La lettre des décideurs économiques et financiers des hôpitaux

ÉDITORIAL-ÉVÈNEMENT

Cliniques, hôpitaux, dans le même bain ?

 

Raoul TACHON

La campagne tarifaire 2024 s'ouvre sur une nouveauté : un découplage sans précédent des augmentations tarifaires accordées aux établissements privés et publics. L'évolution tarifaire des GHS est généralement voisine entre le secteur « ex OQN » (cliniques privées et quelques EBNL) et le secteur « ex DG » composé des ESPIC et hôpitaux publics. Ainsi en 2023, les tarifs des ESPIC et hôpitaux ont augmenté de 6,9% et ceux des cliniques privées de 5,3% en se basant sur une hypothèse de progression des volumes de 0,7% dans les deux secteurs. De facto, la progression des volumes a été supérieure dans les cliniques privées et dans beaucoup d'ESPIC.

En mars 2024, le ministère a annoncé une augmentation des tarifs fortement différenciée entre les secteurs: 4,3% pour les hôpitaux et ESPIC et 0,3% pour le secteur privé lucratif. L'hypothèse de progression des volumes est de 2,5% tous secteurs confondus.
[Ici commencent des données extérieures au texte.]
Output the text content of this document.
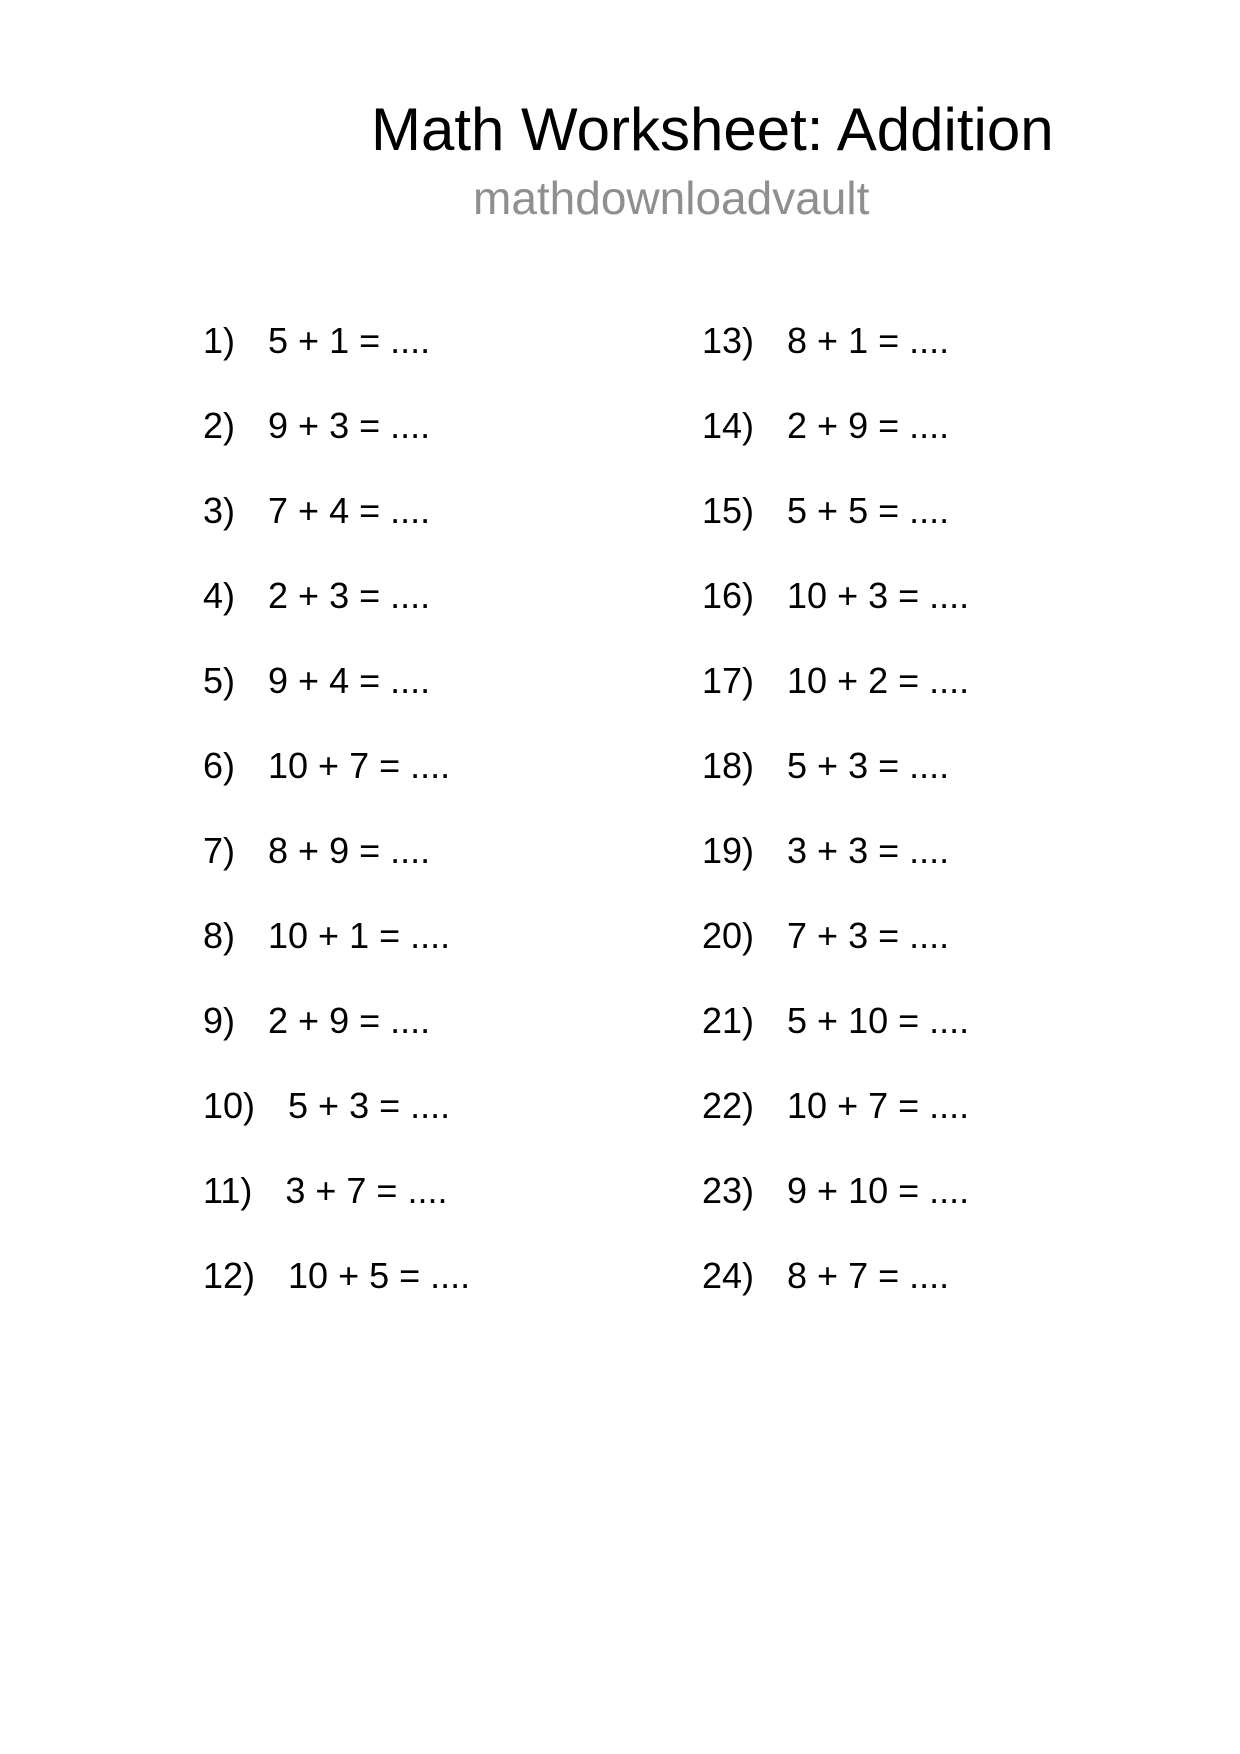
Math Worksheet: Addition
mathdownloadvault
1) 5 + 1 = ....
2) 9 + 3 = ....
3) 7 + 4 = ....
4) 2 + 3 = ....
5) 9 + 4 = ....
6) 10 + 7 = ....
7) 8 + 9 = ....
8) 10 + 1 = ....
9) 2 + 9 = ....
10) 5 + 3 = ....
11) 3 + 7 = ....
12) 10 + 5 = ....
13) 8 + 1 = ....
14) 2 + 9 = ....
15) 5 + 5 = ....
16) 10 + 3 = ....
17) 10 + 2 = ....
18) 5 + 3 = ....
19) 3 + 3 = ....
20) 7 + 3 = ....
21) 5 + 10 = ....
22) 10 + 7 = ....
23) 9 + 10 = ....
24) 8 + 7 = ....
Sur fond d'atténuation des pénuries d'effectifs et de réouverture de lits, l'activité mesurée en volume de séjours MCO est -enfin ! - plus forte en 2023 qu'en 2019. Mais sur les quelques 783 000 séjours supplémentaires réalisés dans cet intervalle, surtout entre 2022 et 2023, 60% l'ont été dans des cliniques privées, 30% dans des ESPIC et 10% dans les hôpitaux publics avec un dynamisme retrouvé en 2023 pour le privé. A quoi attribuer ces écarts ? L'analyse reste à faire. Les pénuries de personnel n'ont épargné aucun secteur. En revanche, les quelques 40 000 médecins libéraux exerçant en cliniques privées ne peuvent pas se permettre une stagnation prolongée de leur activité qui impacte directement leurs revenus.

Faut-il pour autant pénaliser ce secteur avec des augmentations tarifaires inférieures à l'inflation ? Les quelques 150 000 salariés des cliniques privées, moins rémunérés que leurs collègues du public, attendent la mise en application de « l'avenant 33 » à leur convention collective dont le coût est estimé à 450 M€, montant supérieur au bénéfice de l'ensemble des établissements privés. Depuis le Ségur 1, le privé dans son ensemble, cliniques et ESPIC confondus, court après les augmentations de salaires accordées aux hospitaliers qu'il est incapable de financer sur ses ressources propres. Il ne peut augmenter ses salariés qu'avec l'argent de l'assurance-maladie et ressent d'être servi après les autres, notamment pour les mesures récentes : Braun, Guérini...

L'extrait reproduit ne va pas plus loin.